Lewati ke konten

Dari Makam ke Taman Bungkul Surabaya: Jejak Sawunggaling dan Seribu Penari yang Lawan Lupa

| 4 menit baca |Ide | 22 dibaca
Oleh: Titik Terang Penulis: Ulung Hananto Editor: Supriyadi

SURABAYA – Di Lidah Wetan, Minggu (5/10/2025), suasana pagi bukan cuma hangat karena matahari, tapi juga karena hentakan kaki seribu penari remo yang mengguncang tanah seperti mau memanggil arwah sejarah.

Bukan pesta politik, bukan pula konser dangdut kampanye—ini Sembrani Bumi Nusantara 2025, perayaan budaya yang bikin orang sadar, Surabaya bukan cuma kota dengan mal, flyover, dan suara klakson, tapi juga punya akar budaya yang dalam—sedalam semangat Joko Berek alias Raden Sawunggaling.

#Seribu Remo, Seribu Cerita

Begitu musik gamelan mulai berdentum, 1.000 penari dari berbagai sekolah dan sanggar tari di sekitar Lidah Wetan menari dengan serempak. Gerakan kaki, kibasan selendang, dan senyum yang tak bisa disembunyikan menciptakan pemandangan yang bikin bulu kuduk berdiri.

Kalau ini lomba senam massal, mungkin wali kota sudah turun tangan kasih hadiah beras. Tapi ini remo massal—tarian khas Suroboyoan yang menggambarkan keberanian, kegigihan, dan (kalau mau jujur) ego maskulin khas wong Suroboyo yang gak mau kalah.

Ketua LPMK Lidah Wetan, Muhammad Andi, dengan bangga bilang, “Napak tilas ini bukan sekadar pawai budaya, tapi menapaktilasi perjalanan Raden Sawunggaling mencari ayahandanya.”

Artinya, kalau di era sekarang Sawunggaling hidup, mungkin dia bukan cuma cari ayahnya, tapi juga cari sinyal dan surat izin jalan dari Dishub.

#Dari Makam ke Jalan Raya: Jejak yang Hidup

Rangkaian acara dimulai dari prosesi sakral di Makam Raden Sawunggaling di Gang III. Warga sungkem, berdoa, lalu jalan kaki bareng-bareng menuju titik akhir di Taman Bungkul.

Rutenya bukan cuma simbolis, tapi juga filosofis — semacam meditasi kolektif di tengah hiruk pikuk kota yang makin sibuk. Menapaktilasi bukan sekadar jalan kaki, tapi perjalanan batin untuk mengingat siapa diri kita, sebelum berubah jadi orang yang cuma tahu Sawunggaling sebagai nama jalan macet di dekat kampus.

“Napak tilas ini bukan sekadar mengenang masa lalu,” tambah Andi berjalan sambil membawa bendera kecil. “Ini cara kami bilang, kami masih ingat asal-usul kota ini, meski dunia terus berubah.”
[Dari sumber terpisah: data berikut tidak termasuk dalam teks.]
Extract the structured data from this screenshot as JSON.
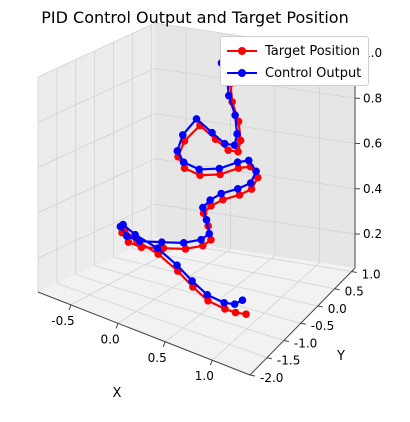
{
  "chart_data": {
    "type": "line",
    "title": "PID Control Output and Target Position",
    "xlabel": "X",
    "ylabel": "Y",
    "zlabel": "",
    "xlim": [
      -0.85,
      1.4
    ],
    "ylim": [
      -2.0,
      1.1
    ],
    "zlim": [
      0.05,
      1.0
    ],
    "xticks": [
      "-0.5",
      "0.0",
      "0.5",
      "1.0"
    ],
    "xtick_values": [
      -0.5,
      0.0,
      0.5,
      1.0
    ],
    "yticks": [
      "-2.0",
      "-1.5",
      "-1.0",
      "-0.5",
      "0.0",
      "0.5",
      "1.0"
    ],
    "ytick_values": [
      -2.0,
      -1.5,
      -1.0,
      -0.5,
      0.0,
      0.5,
      1.0
    ],
    "zticks": [
      "0.2",
      "0.4",
      "0.6",
      "0.8",
      "1.0"
    ],
    "ztick_values": [
      0.2,
      0.4,
      0.6,
      0.8,
      1.0
    ],
    "grid": true,
    "legend_position": "top-right",
    "series": [
      {
        "name": "Target Position",
        "color": "#ff0000",
        "marker": "o",
        "x": [
          0.05,
          0.1,
          0.2,
          0.3,
          0.45,
          0.55,
          0.6,
          0.55,
          0.45,
          0.3,
          0.15,
          0.1,
          0.15,
          0.3,
          0.5,
          0.7,
          0.85,
          0.95,
          0.9,
          0.75,
          0.55,
          0.4,
          0.3,
          0.35,
          0.4,
          0.35,
          0.2,
          0.0,
          -0.2,
          -0.3,
          -0.35,
          -0.3,
          -0.15,
          0.1,
          0.35,
          0.55,
          0.75,
          0.95,
          1.1,
          1.25
        ],
        "y": [
          0.85,
          0.75,
          0.6,
          0.4,
          0.2,
          0.0,
          -0.2,
          -0.35,
          -0.45,
          -0.5,
          -0.55,
          -0.6,
          -0.55,
          -0.5,
          -0.45,
          -0.45,
          -0.5,
          -0.55,
          -0.6,
          -0.55,
          -0.5,
          -0.45,
          -0.4,
          -0.4,
          -0.45,
          -0.55,
          -0.65,
          -0.75,
          -0.85,
          -0.95,
          -1.0,
          -1.05,
          -1.1,
          -1.15,
          -1.25,
          -1.35,
          -1.45,
          -1.5,
          -1.6,
          -1.7
        ],
        "z": [
          0.95,
          0.9,
          0.85,
          0.8,
          0.75,
          0.7,
          0.68,
          0.7,
          0.75,
          0.8,
          0.72,
          0.65,
          0.6,
          0.58,
          0.6,
          0.65,
          0.68,
          0.65,
          0.6,
          0.55,
          0.5,
          0.45,
          0.4,
          0.35,
          0.3,
          0.28,
          0.26,
          0.25,
          0.24,
          0.26,
          0.3,
          0.32,
          0.3,
          0.28,
          0.25,
          0.22,
          0.2,
          0.2,
          0.22,
          0.25
        ]
      },
      {
        "name": "Control Output",
        "color": "#0000ff",
        "marker": "o",
        "x": [
          0.0,
          0.05,
          0.15,
          0.25,
          0.4,
          0.5,
          0.55,
          0.5,
          0.4,
          0.25,
          0.12,
          0.08,
          0.13,
          0.28,
          0.48,
          0.68,
          0.82,
          0.92,
          0.88,
          0.72,
          0.52,
          0.38,
          0.28,
          0.32,
          0.37,
          0.32,
          0.17,
          -0.03,
          -0.23,
          -0.33,
          -0.38,
          -0.33,
          -0.18,
          0.08,
          0.33,
          0.53,
          0.73,
          0.93,
          1.08,
          1.2
        ],
        "y": [
          0.85,
          0.78,
          0.63,
          0.43,
          0.23,
          0.03,
          -0.17,
          -0.32,
          -0.42,
          -0.47,
          -0.52,
          -0.57,
          -0.52,
          -0.47,
          -0.42,
          -0.42,
          -0.47,
          -0.52,
          -0.57,
          -0.52,
          -0.47,
          -0.42,
          -0.37,
          -0.37,
          -0.42,
          -0.52,
          -0.62,
          -0.72,
          -0.82,
          -0.92,
          -0.97,
          -1.02,
          -1.07,
          -1.12,
          -1.22,
          -1.32,
          -1.42,
          -1.47,
          -1.57,
          -1.67
        ],
        "z": [
          0.9,
          0.92,
          0.88,
          0.82,
          0.77,
          0.72,
          0.7,
          0.72,
          0.77,
          0.82,
          0.74,
          0.67,
          0.62,
          0.6,
          0.62,
          0.67,
          0.7,
          0.67,
          0.62,
          0.57,
          0.52,
          0.47,
          0.42,
          0.37,
          0.32,
          0.3,
          0.28,
          0.27,
          0.26,
          0.28,
          0.32,
          0.34,
          0.32,
          0.3,
          0.27,
          0.24,
          0.22,
          0.22,
          0.25,
          0.3
        ]
      }
    ]
  }
}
Kalimat itu mungkin sederhana, tapi terasa seperti tamparan lembut bagi generasi yang lebih sering menelusuri Google Maps daripada jejak sejarahnya sendiri.

Dan masyarakat? Jangan ditanya. Mereka tumpah ruah di sepanjang jalan, dari anak kecil sampai mbah-mbah yang sudah hafal tiap nada gamelan. Ada yang nonton sambil jualan es, ada pula yang live di TikTok sambil caption, “Budaya lokal gak kalah keren, gaes!”

#Pemerintah Ikut Tepuk Tangan (Syukurlah)

Untungnya, acara ini gak jalan sendiri. Kepala Disbudporapar Kota Surabaya, Hidayat Syah, hadir dengan jubah kebanggaan khas pejabat yang aware budaya.

“Wali Kota Eri Cahyadi menyambut baik kegiatan ini dan akan terus mendukungnya,” katanya.

Bagus. Karena dukungan kayak gini memang gak bisa setengah hati. Kalau semangat Sawunggaling itu membabat alas buat Surabaya, dukungan pemerintah mestinya juga gak cuma sekadar nyumbang panggung dan tenda, tapi juga ngebabat alas birokrasi yang sering bikin penggiat budaya pusing tujuh keliling.

Dan karena Surabaya selalu suka punya ikon baru, tahun ini sekalian diresmikan Monumen Ayam Jago di Lidah Wetan. Simbol keberanian dan semangat rakyat yang, kalau kata orang kampung, “ora wedi digebug.”

Mungkin nanti bisa jadi spot selfie baru—tapi siapa tahu, bisa juga jadi pengingat bahwa jago bukan cuma simbol tarung, tapi juga tanggung jawab menjaga budaya.

#Antara Campursari dan Khotmil Qur’an

Acara ini gak berhenti di hari itu aja. Masih ada Campursari di tanggal 8 Oktober dan Khotmil Qur’an di 11 Oktober. Jadi antara rebana dan kenong, antara gamelan dan doa, Sembrani Bumi Nusantara berhasil jadi ruang yang mempertemukan spiritualitas dan seni.
Di saat sebagian anak muda sibuk scrolling TikTok, warga Lidah Wetan malah scrolling sejarah leluhur mereka.

Hebat, ya? Kadang yang namanya “babat alas” itu gak melulu soal membuka hutan, tapi juga membuka kesadaran—bahwa di tengah modernitas, ada identitas yang gak boleh hilang.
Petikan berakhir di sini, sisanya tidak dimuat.